Why do we use the RMS but not the fourth root mean quad?

Question

Why do we use the power of $2$? What is the relation between this and having the same heat energy in both AC and DC?

Answer 1

This particular example happens to have a main reason. The power and hence energy of a signal is proportional to the square of the amplitude (provided other variables like load resistance is constant). So if you take the RMS, you have just summed up the total energy, average it over time and you get average power

RMS also removes the negative sign, which is a nice bonus. But you can also use absolute value functions for this. It is also easy to integrate, differentiate, and a number of other things (compared to absolute values).

Unrelated to the current example, the exponential functions have a property of exaggerating differences between the 'highs' and 'lows'. This is one of the factors affecting your decision when picking one (such as with an error function like MSE), how much do you want to emphasize bigger values?

Answer 2

what is the relation between this and having the same heat energy in both AC and DC?

First, the context here is the voltage across and current through a resistor. The power delivered to a circuit element is the product of the voltage across and current through. So, for a resistor (only), the instantaneous power is

$$p_R(t) = v_R(t) \cdot I_R(t) = \frac{V^2_R(t)}{R} = I^2_R(t)\cdot R$$

So you can already see why we're interested in the square of a voltage across (or current through) and not the cube or higher powers.

For a periodic voltage across with period $T$, we can ask what the average (mean) power is over the period and find

$$\langle p_R(t)\rangle = \frac{1}{T}\int_0^T\mathrm{d}t\,\frac{v^2_R(t)}{R}$$

Note that the average power (over a period) is proportional to the mean of the square of the voltage across.

Now we can ask what constant voltage across $V_R$ would give the same power as the average power of the periodic, time varying voltage.

The answer is, by inspection, the root of the mean of the square of the periodic, time varying voltage:

$$V_R = \sqrt{\frac{1}{T}\int_0^T\mathrm{d}t\,v^2_R(t)} = V_{rms}$$

Answer 3

The root mean square can be derived from something more general.

First lets look at the space of T-periodic, real functions. Its inner product is

$$\langle x,y\rangle = \int_0^T x(t)y(t) \mathrm{d}t.$$

Induced from this inner product, we can define a norm on this space:

$$\lvert\lvert x \rvert\rvert_2 = \sqrt{\langle x, x \rangle} = \sqrt{\int_0^T x(t)^2 \mathrm{d}t}.$$

We already see some similarities between the definition of the norm and the definition of the RMS.

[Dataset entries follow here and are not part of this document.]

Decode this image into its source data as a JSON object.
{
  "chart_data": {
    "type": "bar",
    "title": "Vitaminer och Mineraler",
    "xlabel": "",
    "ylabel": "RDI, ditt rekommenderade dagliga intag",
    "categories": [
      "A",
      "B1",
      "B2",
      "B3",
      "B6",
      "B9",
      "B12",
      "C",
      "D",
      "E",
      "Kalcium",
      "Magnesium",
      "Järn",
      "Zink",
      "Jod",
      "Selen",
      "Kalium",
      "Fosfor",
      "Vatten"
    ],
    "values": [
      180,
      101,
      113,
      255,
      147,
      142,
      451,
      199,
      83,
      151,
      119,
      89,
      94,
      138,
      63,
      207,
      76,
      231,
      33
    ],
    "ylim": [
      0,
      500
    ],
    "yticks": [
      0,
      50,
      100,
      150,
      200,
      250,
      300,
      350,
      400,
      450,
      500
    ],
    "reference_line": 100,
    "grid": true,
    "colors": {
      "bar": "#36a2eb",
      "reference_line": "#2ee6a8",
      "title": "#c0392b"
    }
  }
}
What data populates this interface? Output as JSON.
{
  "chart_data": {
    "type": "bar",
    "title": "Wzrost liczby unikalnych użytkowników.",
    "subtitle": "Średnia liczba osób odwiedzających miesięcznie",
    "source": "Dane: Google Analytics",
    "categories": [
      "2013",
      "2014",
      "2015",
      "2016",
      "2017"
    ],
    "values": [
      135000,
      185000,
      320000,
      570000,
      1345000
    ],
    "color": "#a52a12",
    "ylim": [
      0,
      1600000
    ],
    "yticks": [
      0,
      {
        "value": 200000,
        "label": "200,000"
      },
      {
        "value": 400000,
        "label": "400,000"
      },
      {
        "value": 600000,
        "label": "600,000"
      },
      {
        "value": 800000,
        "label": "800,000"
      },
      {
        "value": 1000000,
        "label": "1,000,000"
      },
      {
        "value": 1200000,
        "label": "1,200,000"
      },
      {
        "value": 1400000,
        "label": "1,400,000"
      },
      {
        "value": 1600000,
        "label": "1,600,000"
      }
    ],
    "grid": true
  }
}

Now if our function $x$ has the unit $\lbrack V \rbrack$, the inner product will have the unit $ \lbrack V^2s \rbrack$ and the norm $\lbrack Vs^\frac12 \rbrack$. As we want the RMS to express a quantity per time division, we have to divide the inner product by the period $T$ to not only match the desired unit $\lbrack V \rbrack$ again but also to relate it to a moment in time and not a timespan (the period e.g.).

So our RMS is really just $\frac{\lvert\lvert x \rvert\rvert_2}{\sqrt{T}}$.

To read more about why the 2-norm is used in a lot of places, I invite you to have a look into 1 and 2.

Answer 4

Average power $\left <\rm power \right > = \dfrac{\left <\rm \rm voltage^2 \right >}{R} = \left <\rm \rm current^2 \right > R$ so it is the mean of the values squared which you need to use.

In the example above you will see that the areas $A$ and $B$ above and below the $\left <\rm \rm i^2 \right > = \left <\rm \rm current^2 \right >$ line are equal so the extra energy delivered during the time period of $A$ is exactly compensated for by the reduced amount of energy delivered during the time period of $B$. (Think of it as levelling some ground which originally had a lot of bumps on it.)
Thus a steady current of magnitude $\rm i_{dc} = i_{\rm rms} = \sqrt{\left <\rm \rm current^2 \right >} $ will, over a cycle, dissipate the same amount of electrical energy as the alternating current does over a cycle.

If you wanted the mean of the power squared then you would raise the quantities to the power of four but note that in general $\left <\rm power^2 \right >\ne \left <\rm power \right >^2$.